The best solution would be a test shell that includes only the code we want to test and as little else as possible. This would allow us to also use feedback driven fuzzing which can be a huge win. We have been talking to the media team about this for fuzzing video and audio. We have tried gtests but it does not offer the benefits we'd hoped.

Comment 8

[Timothy Nikkel (:tnikkel)]

(In reply to Tyson Smith [:tsmith] from comment #7)
> I don't know if this pref still exists but
> "image.multithreaded_decoding.enabled" would be nice if we could set it to
> false. Or image.multithreaded_decoding.limit=0 perhaps? Or would this even
> help if we can't get any feedback at the javascript level telling us the
> image is decoded?

Using the drawImage trick should get you both of these. It will sync decode the image on the mainthread before returning (or wait on a background thread to decode until it is finished).

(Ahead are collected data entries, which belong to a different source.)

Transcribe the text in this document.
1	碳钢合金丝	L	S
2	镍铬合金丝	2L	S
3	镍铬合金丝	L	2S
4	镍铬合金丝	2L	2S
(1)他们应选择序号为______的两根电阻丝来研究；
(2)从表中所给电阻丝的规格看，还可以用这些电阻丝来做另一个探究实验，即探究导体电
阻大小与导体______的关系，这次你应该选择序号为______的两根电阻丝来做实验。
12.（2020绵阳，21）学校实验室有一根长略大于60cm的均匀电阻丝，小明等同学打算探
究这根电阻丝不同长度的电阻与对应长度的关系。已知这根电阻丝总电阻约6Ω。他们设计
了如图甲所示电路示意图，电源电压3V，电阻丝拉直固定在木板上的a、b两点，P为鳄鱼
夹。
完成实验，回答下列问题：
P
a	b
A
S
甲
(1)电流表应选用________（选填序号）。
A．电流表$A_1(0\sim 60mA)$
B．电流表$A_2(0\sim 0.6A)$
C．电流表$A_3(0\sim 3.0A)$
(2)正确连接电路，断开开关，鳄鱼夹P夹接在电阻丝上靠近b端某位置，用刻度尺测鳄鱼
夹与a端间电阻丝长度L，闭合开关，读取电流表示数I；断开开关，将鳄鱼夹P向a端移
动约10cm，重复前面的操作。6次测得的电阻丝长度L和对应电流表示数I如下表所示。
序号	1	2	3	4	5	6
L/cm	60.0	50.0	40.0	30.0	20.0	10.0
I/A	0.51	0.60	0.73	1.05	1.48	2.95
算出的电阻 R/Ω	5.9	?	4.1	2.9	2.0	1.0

> The best solution would be a test shell that includes only the code we want
> to test and as little else as possible. This would allow us to also use
> feedback driven fuzzing which can be a huge win.

Interesting.

Comment 9

[Tyson Smith [:tsmith]]

(In reply to Timothy Nikkel (:tnikkel) from comment #8)
> Using the drawImage trick should get you both of these. It will sync decode
> the image on the mainthread before returning (or wait on a background thread
> to decode until it is finished).

That did this trick! Thanks for the suggestion :)

Comment 10

[Al Billings [:abillings - ex-MoCo]]

What are the next steps here?

Comment 11

[Timothy Nikkel (:tnikkel)]

If the test case causes no problems then probably just close this bug. Tyson said he hasn't been getting any more bmp crashes with his fuzzer. So it's likely that this bug (which we don't have a test case for) has been fixed.

Comment 12

[Tyson Smith [:tsmith]]

(In reply to Timothy Nikkel (:tnikkel) (mostly away until 2/20) from comment #11)
> If the test case causes no problems then probably just close this bug. Tyson
> said he hasn't been getting any more bmp crashes with his fuzzer. So it's
> likely that this bug (which we don't have a test case for) has been fixed.

I support closing this issue but I'll let Christoph have the final word.